Now that we have a static route, we are going to do a 30-30-30 reset on the router, this may not be necessary, but it clears NVRAM on the router and I feel like it’s a good general practice when doing this type of restore. What you are going to do is, with your router plugged in, press and hold the reset button on the back of the router, continue holding this button for 30 seconds, then, while continuing to hold reset, unplug power from the router and leave it unplugged for 30 seconds. Finally, while continuing to hold reset, plug power back into the router and hold for another 30 seconds, then, release reset.
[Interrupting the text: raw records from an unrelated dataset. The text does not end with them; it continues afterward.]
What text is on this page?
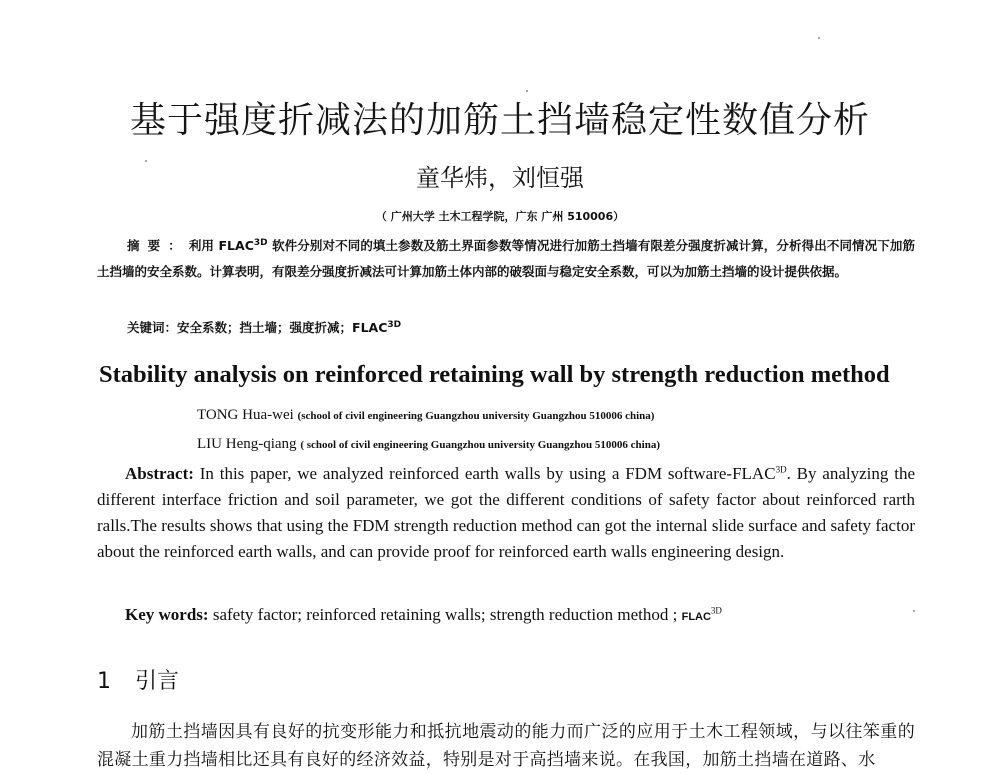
基于强度折减法的加筋土挡墙稳定性数值分析
童华炜，刘恒强
（ 广州大学 土木工程学院，广东 广州 510006）
摘要：利用 $FLAC^{3D}$ 软件分别对不同的填土参数及筋土界面参数等情况进行加筋土挡墙有限差分强度折减计算，分析得出不同情况下加筋土挡墙的安全系数。计算表明，有限差分强度折减法可计算加筋土体内部的破裂面与稳定安全系数，可以为加筋土挡墙的设计提供依据。
关键词：安全系数；挡土墙；强度折减；$FLAC^{3D}$
Stability analysis on reinforced retaining wall by strength reduction method
TONG Hua-wei (school of civil engineering Guangzhou university Guangzhou 510006 china)
LIU Heng-qiang ( school of civil engineering Guangzhou university Guangzhou 510006 china)
Abstract: In this paper, we analyzed reinforced earth walls by using a FDM software-$FLAC^{3D}$. By analyzing the different interface friction and soil parameter, we got the different conditions of safety factor about reinforced rarth ralls.The results shows that using the FDM strength reduction method can got the internal slide surface and safety factor about the reinforced earth walls, and can provide proof for reinforced earth walls engineering design.
Key words: safety factor; reinforced retaining walls; strength reduction method ; $FLAC^{3D}$
1 引言
加筋土挡墙因具有良好的抗变形能力和抵抗地震动的能力而广泛的应用于土木工程领域，与以往笨重的混凝土重力挡墙相比还具有良好的经济效益，特别是对于高挡墙来说。在我国，加筋土挡墙在道路、水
Now, let’s ready TFTP for transferring our firmware image back to our router, thus restoring it. Again at the command line enter the following command:
tftp> connect 192.168.1.1
tftp> put <NameOfYourFirmwareImage>.trx
After typing tftp and pressing enter, you will be inside of the command line tftp client, this will allow you to restore the firmware image directly to your router.We then type the command to connect to the router, followed by a command to set the file transfer mode to binary, then we tpye in the command to “put” our firmware image back on the router. Once you have that final put command typed out, DO NOT HIT ENTER YET! First we need to put the router into recovery mode. Do that by following these steps:
- Unplug everything from the router
- Power off the router using the switch on the back
- Hold the reset button the back of the router, then power on the router
- Release the reset button on the back of the router when the power led on the front of the router begins to blink slowly
Congratulations, you’re now in recovery mode, we’re pretty much done, now, what you’re going to do is plug into port 4 on the router using our ethernet cable, then, as soon as you see that the connection indicator inside of the Network Preferences applet has turned from red to green, press enter on the terminal window, thus sending the tftp put command. If everything goes well, you should receive a “Success” message, if it does not, press the up arrow on your keyboard and try again. With the router being in recovery mode, there is no need to reset the router, just try the put command again. Once you have the “Success” message, you MUST WAIT 10-15 MINUTES! I can’t stress this enough, and I think this is where a lot of people make the mistake of not waiting long enough. When the firmware upgrade is complete your router will reboot, and you should be unbricked!